Data show that the probability of raising interest rates by 50 basis points on June 15th is close to 80%. Although this figure has dropped significantly compared with 98.2% a week ago, as we said before, it is still relatively stable when it exceeds 70%. In contrast, July's data, which also overwhelmingly raised interest rates by 50 basis points a week ago, is now seriously divided. Even the probability of raising interest rates by 75 basis points has reached half.
Judging from the data, there is still a greater possibility that the Fed will not take the initiative to make the market more turbulent this week. At the same time, we can also take this opportunity to fully communicate with the market again.
If the inflation data of next month still can't stop, then we will really start work in July.It should be noted that FedWatch data is changing, and there are still about 2 days before FOMC. You can pay close attention to the data situation. If the probability of 50 basis points is less than 70%, you should be careful.
From the market point of view, panic seems to have begun to appear. S&P has fallen vertically in the past three trading days, and its weekly line is almost bald and not far from the low of 3800. The low point in May is technically crucial, and setting a new low every other month will mean that the market will start a new round of decline. Combined with other risky assets, such as the recent stormy ETH, the risk-off atmosphere has a "liquidation" intention.
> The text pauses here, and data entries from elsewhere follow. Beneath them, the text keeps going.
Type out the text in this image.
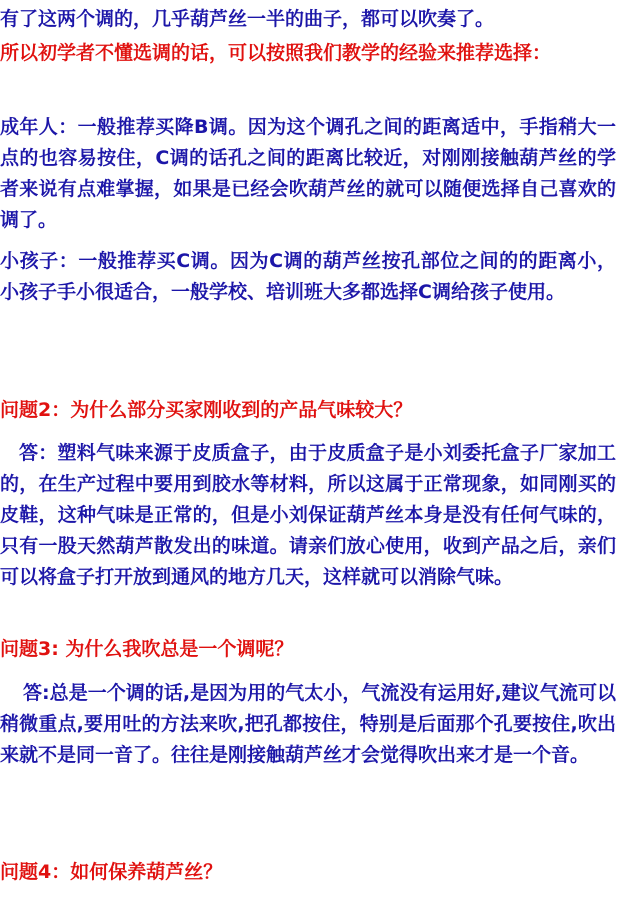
有了这两个调的，几乎葫芦丝一半的曲子，都可以吹奏了。

所以初学者不懂选调的话，可以按照我们教学的经验来推荐选择：

成年人：一般推荐买降B调。因为这个调孔之间的距离适中，手指稍大一点的也容易按住，C调的话孔之间的距离比较近，对刚刚接触葫芦丝的学者来说有点难掌握，如果是已经会吹葫芦丝的就可以随便选择自己喜欢的调了。

小孩子：一般推荐买C调。因为C调的葫芦丝按孔部位之间的的距离小，小孩子手小很适合，一般学校、培训班大多都选择C调给孩子使用。

问题2：为什么部分买家刚收到的产品气味较大？

答：塑料气味来源于皮质盒子，由于皮质盒子是小刘委托盒子厂家加工的，在生产过程中要用到胶水等材料，所以这属于正常现象，如同刚买的皮鞋，这种气味是正常的，但是小刘保证葫芦丝本身是没有任何气味的，只有一股天然葫芦散发出的味道。请亲们放心使用，收到产品之后，亲们可以将盒子打开放到通风的地方几天，这样就可以消除气味。

问题3: 为什么我吹总是一个调呢？

答:总是一个调的话,是因为用的气太小，气流没有运用好,建议气流可以稍微重点,要用吐的方法来吹,把孔都按住，特别是后面那个孔要按住,吹出来就不是同一音了。往往是刚接触葫芦丝才会觉得吹出来才是一个音。

问题4：如何保养葫芦丝？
Last Friday, gold showed a trend of first suppressing and then rising, which was obviously stronger than silver. Many investors don't quite understand why gold will rise when the interest rate hike may be even greater.
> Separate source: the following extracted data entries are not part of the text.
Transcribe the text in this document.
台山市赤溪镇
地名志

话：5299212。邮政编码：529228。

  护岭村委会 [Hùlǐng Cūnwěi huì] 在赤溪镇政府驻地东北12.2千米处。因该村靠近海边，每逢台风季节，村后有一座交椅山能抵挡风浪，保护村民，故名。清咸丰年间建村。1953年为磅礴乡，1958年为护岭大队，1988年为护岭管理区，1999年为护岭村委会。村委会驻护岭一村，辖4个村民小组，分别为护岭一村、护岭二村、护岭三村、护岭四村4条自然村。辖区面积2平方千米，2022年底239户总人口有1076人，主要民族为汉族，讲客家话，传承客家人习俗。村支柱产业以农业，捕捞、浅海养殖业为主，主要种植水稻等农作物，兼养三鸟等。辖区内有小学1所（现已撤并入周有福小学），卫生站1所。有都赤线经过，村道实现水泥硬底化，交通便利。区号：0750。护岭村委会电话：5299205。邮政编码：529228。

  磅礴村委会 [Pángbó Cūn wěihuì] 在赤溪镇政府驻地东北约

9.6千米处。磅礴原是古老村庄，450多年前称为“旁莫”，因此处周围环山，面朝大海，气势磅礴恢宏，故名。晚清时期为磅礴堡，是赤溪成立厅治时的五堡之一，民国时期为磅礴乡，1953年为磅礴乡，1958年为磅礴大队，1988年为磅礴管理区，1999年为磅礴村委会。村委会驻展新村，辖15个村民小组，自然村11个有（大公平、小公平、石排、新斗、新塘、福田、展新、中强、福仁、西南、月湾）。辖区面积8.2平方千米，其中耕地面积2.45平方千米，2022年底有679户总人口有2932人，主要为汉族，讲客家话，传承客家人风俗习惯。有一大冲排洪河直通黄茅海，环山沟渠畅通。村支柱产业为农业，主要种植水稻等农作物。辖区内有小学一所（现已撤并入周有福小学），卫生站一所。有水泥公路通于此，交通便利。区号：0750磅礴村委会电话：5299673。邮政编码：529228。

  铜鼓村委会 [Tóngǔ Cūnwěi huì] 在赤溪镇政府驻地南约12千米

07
First of all, as far as inflation itself is concerned, it is a neutral factor for gold, and there is no clear positive and negative correlation between them in history. Secondly, on the issue of interest rates, there have been signs of decoupling between US bond yields and gold performance since the beginning of last year.Higher nominal/real interest rates are of course not conducive to interest-free asset gold in theory, but don't forget that gold still has a safe haven aura. When gold and US dollar index run in the same direction, gold will remain strong with high probability.
At present, the price of gold still fluctuates in a relatively middle range, and last week's counterattack cannot declare that the bulls have won in an all-round way. It is expected that the market will try to build a rebound high point first, and then break again before confirming its strength. If the low level in May is broken down, we should change our thinking, and gold may turn to bear.
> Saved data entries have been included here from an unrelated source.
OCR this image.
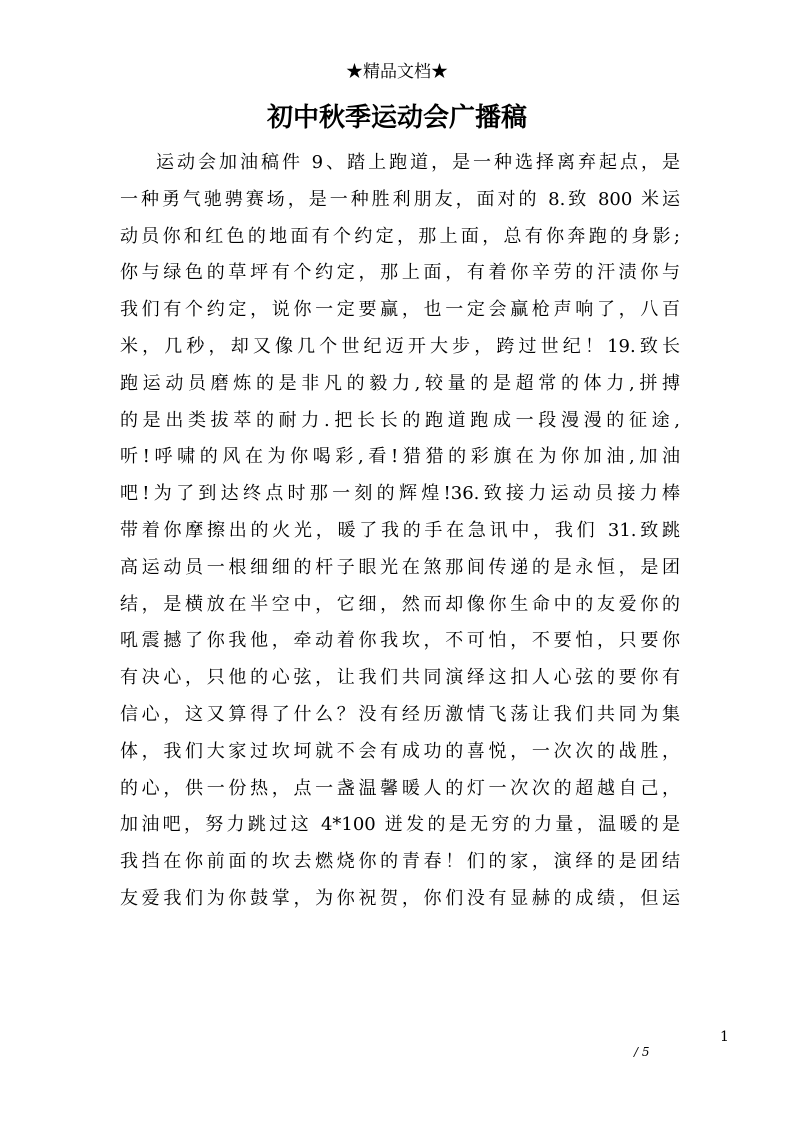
★精品文档★
初中秋季运动会广播稿
运动会加油稿件 9、踏上跑道，是一种选择离弃起点，是
一种勇气驰骋赛场，是一种胜利朋友，面对的 8.致 800 米运
动员你和红色的地面有个约定，那上面，总有你奔跑的身影;
你与绿色的草坪有个约定，那上面，有着你辛劳的汗渍你与
我们有个约定，说你一定要赢，也一定会赢枪声响了，八百
米，几秒，却又像几个世纪迈开大步，跨过世纪！19.致长
跑运动员磨炼的是非凡的毅力,较量的是超常的体力,拼搏
的是出类拔萃的耐力.把长长的跑道跑成一段漫漫的征途,
听!呼啸的风在为你喝彩,看!猎猎的彩旗在为你加油,加油
吧!为了到达终点时那一刻的辉煌!36.致接力运动员接力棒
带着你摩擦出的火光，暖了我的手在急讯中，我们 31.致跳
高运动员一根细细的杆子眼光在煞那间传递的是永恒，是团
结，是横放在半空中，它细，然而却像你生命中的友爱你的
吼震撼了你我他，牵动着你我坎，不可怕，不要怕，只要你
有决心，只他的心弦，让我们共同演绎这扣人心弦的要你有
信心，这又算得了什么？没有经历激情飞荡让我们共同为集
体，我们大家过坎坷就不会有成功的喜悦，一次次的战胜，
的心，供一份热，点一盏温馨暖人的灯一次次的超越自己，
加油吧，努力跳过这 4*100 迸发的是无穷的力量，温暖的是
我挡在你前面的坎去燃烧你的青春！们的家，演绎的是团结
友爱我们为你鼓掌，为你祝贺，你们没有显赫的成绩，但运
1
/ 5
Crude oil has also begun to show a correction in recent trading days, so it is still necessary to observe the performance of oil prices and US stocks. The rise in crude oil and the fall in US stocks mean that the economic crisis will follow; Crude oil pullback US stock rebound hints at revised respite time; Both of them run in the same direction, no matter whether they rise or fall, they are in line with the correlation of most times. In addition, considering the actual situation in the United States, if the oil price continues to be high, I believe they will take some actions/measures.